Anche in Turchia il voto amministrativo fornisce indicazioni politiche e sociali circa le possibili evoluzioni in proiezione nazionale. Il problema per le opposizioni, CHP in testa, è che l'esecutivo, forte della vittoria elettorale del 2023, rimane sotto la leadership dell'AKP, con l'astro nascente Hakan Fidan agli Esteri.
Erdogan ha puntato moltissimo, praticamente tutto, su queste consultazioni; da politico navigato che ha saltato vittoriosamente il trampolino del municipio di Istanbul per premierato e presidenza, non ha trascurato alcun tentativo di captare benevolentia, fino a tornare a elargire regalie davanti ai seggi.
Non è bastato: economia altalenante, politica post terremoto, instabilità securitaria, hanno contribuito ad erodere il consenso nei maggiori centri urbani, politicamente distanti dalla realtà sociale delle periferie anatoliche.
Il primo spunto analitico riguarda dunque la valutazione geografica della spaccatura geografica dell'elettorato; il secondo riguarda il ritorno arrembante di uno schieramento che la storia aveva relegato ad un passato kemalista complesso.
Attenzione però, anche il CHP ha conosciuto evoluzioni politologicamente interessanti coniugando le originali istanze laiche e statuali con nuove prospettive aperte ad un confessionalismo inedito eppure in grado di attrarre voti.

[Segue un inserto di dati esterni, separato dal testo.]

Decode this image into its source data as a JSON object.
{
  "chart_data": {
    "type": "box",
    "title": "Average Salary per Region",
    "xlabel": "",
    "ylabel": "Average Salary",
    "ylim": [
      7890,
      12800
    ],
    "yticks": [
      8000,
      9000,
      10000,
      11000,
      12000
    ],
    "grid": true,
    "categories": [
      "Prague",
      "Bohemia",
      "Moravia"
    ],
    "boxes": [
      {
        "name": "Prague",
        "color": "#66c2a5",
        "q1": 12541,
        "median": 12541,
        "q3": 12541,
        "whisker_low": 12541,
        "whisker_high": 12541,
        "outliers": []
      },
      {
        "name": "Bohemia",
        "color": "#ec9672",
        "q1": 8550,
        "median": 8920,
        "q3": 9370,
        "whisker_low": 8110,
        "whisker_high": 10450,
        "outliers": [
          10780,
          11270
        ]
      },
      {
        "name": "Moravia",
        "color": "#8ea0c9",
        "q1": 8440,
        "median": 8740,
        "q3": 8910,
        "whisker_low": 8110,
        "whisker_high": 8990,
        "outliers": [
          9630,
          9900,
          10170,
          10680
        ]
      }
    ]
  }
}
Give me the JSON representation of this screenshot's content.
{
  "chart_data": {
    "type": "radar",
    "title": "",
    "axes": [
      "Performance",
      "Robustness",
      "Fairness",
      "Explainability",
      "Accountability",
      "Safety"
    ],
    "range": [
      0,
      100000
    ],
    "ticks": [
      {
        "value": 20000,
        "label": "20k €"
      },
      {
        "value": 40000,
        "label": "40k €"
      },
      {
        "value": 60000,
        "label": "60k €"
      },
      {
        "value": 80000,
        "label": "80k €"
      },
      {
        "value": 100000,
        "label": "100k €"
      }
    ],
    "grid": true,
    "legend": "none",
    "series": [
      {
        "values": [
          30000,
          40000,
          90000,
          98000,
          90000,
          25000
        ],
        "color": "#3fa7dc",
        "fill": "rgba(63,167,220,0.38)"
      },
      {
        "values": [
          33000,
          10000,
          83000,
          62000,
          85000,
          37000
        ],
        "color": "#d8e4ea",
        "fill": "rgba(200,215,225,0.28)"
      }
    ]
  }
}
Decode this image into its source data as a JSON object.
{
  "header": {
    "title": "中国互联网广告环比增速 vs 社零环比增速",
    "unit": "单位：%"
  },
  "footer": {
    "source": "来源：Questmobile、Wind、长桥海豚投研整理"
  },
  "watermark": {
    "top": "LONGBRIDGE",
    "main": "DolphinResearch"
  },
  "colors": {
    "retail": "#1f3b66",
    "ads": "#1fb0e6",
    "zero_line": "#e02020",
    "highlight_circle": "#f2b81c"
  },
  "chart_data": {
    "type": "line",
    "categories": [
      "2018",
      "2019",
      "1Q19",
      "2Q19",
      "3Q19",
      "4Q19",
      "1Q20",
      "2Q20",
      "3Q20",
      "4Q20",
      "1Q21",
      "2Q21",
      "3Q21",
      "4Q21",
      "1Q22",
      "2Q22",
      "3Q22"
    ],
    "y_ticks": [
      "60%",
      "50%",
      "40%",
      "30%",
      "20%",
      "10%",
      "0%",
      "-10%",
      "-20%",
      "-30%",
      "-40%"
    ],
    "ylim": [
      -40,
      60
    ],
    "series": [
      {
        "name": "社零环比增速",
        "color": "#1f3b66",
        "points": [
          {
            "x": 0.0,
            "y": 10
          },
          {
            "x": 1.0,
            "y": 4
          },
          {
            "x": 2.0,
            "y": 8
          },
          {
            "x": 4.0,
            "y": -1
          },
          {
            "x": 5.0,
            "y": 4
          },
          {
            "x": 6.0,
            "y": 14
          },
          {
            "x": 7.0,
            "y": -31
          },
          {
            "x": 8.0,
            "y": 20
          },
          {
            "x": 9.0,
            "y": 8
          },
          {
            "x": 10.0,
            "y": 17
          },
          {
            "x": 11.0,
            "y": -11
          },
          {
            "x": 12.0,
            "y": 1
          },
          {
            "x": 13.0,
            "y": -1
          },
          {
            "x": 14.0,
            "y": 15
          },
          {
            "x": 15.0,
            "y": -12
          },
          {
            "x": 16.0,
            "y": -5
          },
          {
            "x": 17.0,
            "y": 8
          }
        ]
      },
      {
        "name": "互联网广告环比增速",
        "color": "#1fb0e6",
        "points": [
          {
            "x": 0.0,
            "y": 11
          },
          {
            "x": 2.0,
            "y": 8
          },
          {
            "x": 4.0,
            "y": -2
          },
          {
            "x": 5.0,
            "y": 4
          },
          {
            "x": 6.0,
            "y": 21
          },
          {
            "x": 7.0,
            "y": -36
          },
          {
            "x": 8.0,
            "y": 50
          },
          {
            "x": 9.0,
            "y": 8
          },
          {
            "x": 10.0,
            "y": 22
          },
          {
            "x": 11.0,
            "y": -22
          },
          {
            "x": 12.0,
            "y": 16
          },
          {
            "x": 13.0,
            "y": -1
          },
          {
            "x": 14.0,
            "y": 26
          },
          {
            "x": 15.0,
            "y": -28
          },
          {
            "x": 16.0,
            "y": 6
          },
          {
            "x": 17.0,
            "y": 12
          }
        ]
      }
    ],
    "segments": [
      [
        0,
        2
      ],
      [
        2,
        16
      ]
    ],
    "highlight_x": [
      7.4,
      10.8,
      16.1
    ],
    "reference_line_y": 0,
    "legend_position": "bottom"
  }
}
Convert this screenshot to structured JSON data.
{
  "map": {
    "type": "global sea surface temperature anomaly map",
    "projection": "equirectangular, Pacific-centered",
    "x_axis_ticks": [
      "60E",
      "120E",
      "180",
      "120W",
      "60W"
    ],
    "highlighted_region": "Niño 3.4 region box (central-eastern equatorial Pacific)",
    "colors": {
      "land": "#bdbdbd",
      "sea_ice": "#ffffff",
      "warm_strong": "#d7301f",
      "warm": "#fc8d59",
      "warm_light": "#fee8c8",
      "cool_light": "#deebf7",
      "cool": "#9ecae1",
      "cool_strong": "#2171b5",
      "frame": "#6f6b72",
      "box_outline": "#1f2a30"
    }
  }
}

L'analisi politica, in attesa delle elezioni del 2028, non può prescindere dal tentare di comprendere quali possano essere state le discriminanti in grado di dirottare il voto, se cioè le preferenze sono state condizionate da aspetti contingenti legati ad un leader ormai anziano ma superabili da un delfino rampante, oppure se possono ravvisarsi elementi di novità ideologica. È questo il punto nevralgico su cui volgere l'attenzione nei prossimi anni, a meno che il peso sociale, economico e demografico dei maggiori comuni perduti o non riconquistati dall'AKP non provochi l'effetto domino di una crisi a catena. Istanbul, Ankara, Smirne, hanno lanciato Ekrem Inamoglu, così distante dagli istrionismi di Erdogan, verso le presidenziali, inchieste giudiziarie permettendo.
In ogni caso dai fatti di Gezi Park il tempo, pur essendo trascorso, ha lasciato segni ora riaffiorati; tutto cambia, nulla cambia? Don Fabrizio, il Principe di Salina, ne sarebbe stato deliziato, specie davanti ad un CHP sugli scudi ed all'ascesa di formazioni nazionaliste ed ultrareligiose che attestano uno scollamento delle fasce sociali tradizionaliste finora fedeli a Erdogan, che paga dazio anche nel sud est curdo.
Erdogan ha cambiato la Turchia; ora la Turchia, sull'abbrivio, potrebbe continuare a cambiare da sola verso una destinazione da analizzare con attenzione anche per il leader maximo ha concluso la sua disamina con un "tutto può succedere".